Prediction #4: The “Learning Tech Stack” will enter the strategic conversation
Continuing on I2IDL’s top ten predictions for learning technologies and data infrastructure in 2026, our fourth prediction is that the “Learning Tech Stack” enters the strategic conversation.
(ICYMI, check out Prediction #3 about automated metadata generation.)
Confidence Level: 4/5 ★★★★☆
A tech stack is the complete set of technologies, tools, and software used to build and run a digital system. Think of it as the collection of building materials, architectural plans, and construction tools needed to build a house. Modern software teams assemble tech stacks from best-of-breed software services (for example, Stripe for payments, Twilio for communications, Datadog for observability), with each service communicating via standardized APIs.
In 2026, I2IDL predicts that this architectural pattern will gain visibility as a model for learning technology. We’re referring to the idea that analytics engines, personalization algorithms, and adaptive services could exist as standalone microservices plugged into any learning ecosystem, rather than locked within monolithic platforms. Expect the concept to surface in standards body discussions, conference presentations, and vendor positioning, particularly among those building on a Total Learning Architecture (TLA)–enabled infrastructure. Forward-thinking organizations will begin asking vendors pointed questions about API access to analytics and whether personalization capabilities can be decoupled from platform lock-in.

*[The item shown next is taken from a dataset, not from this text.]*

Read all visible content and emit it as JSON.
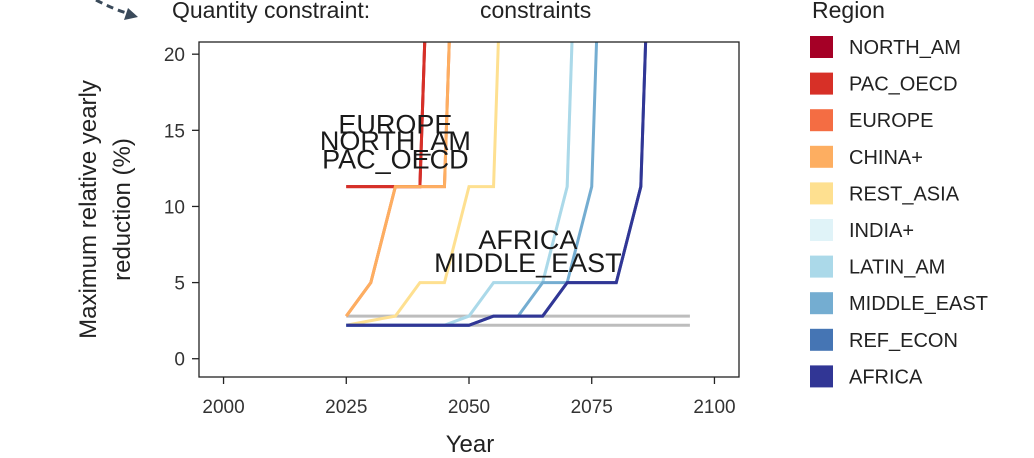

Widespread adoption is likely still years away. Most organizations lack the data infrastructure to consume such services, and L&D procurement still centers on platforms rather than components. But the conceptual shift matters. Just as “modern data stack” became an organizing framework before most companies actually assembled one, “learning tech stack” thinking will begin shaping how organizations evaluate vendors and architect infrastructure. Organizations planning learning technology investments this year should consider whether their choices enable or foreclose a future of composable, best-of-breed system of systems.
A note of caution, though: Single solution vendors also have business incentives to become monolithic platforms with comprehensive sets of features. Many established LMS vendors will likely market their platforms as Integrated! and Open! while remaining architecturally monolithic. Historically we’ve seen examples of this with student information and content management.
So what? For the standards community, this is a call to articulate how decoupled services fit within a broader digital learning ecosystem (via the TLA)—what conformance means for an analytics microservice, how data flows between components, and what quality assurance looks like for pluggable algorithms. For vendors building analytics or personalization capabilities, 2026 is the year to position for this future: demonstrate interoperability, publish reference implementations, and target early adopters who can validate the model. For learning engineers and architects, the practical imperative is to build infrastructure that keeps options open—clean xAPI instrumentation, well-governed LRS deployments, and vendor contracts that don’t lock away your data. The organizations that treat interoperability as a strategic asset today will be the ones capable of assembling best-of-breed learning stacks when the market catches up.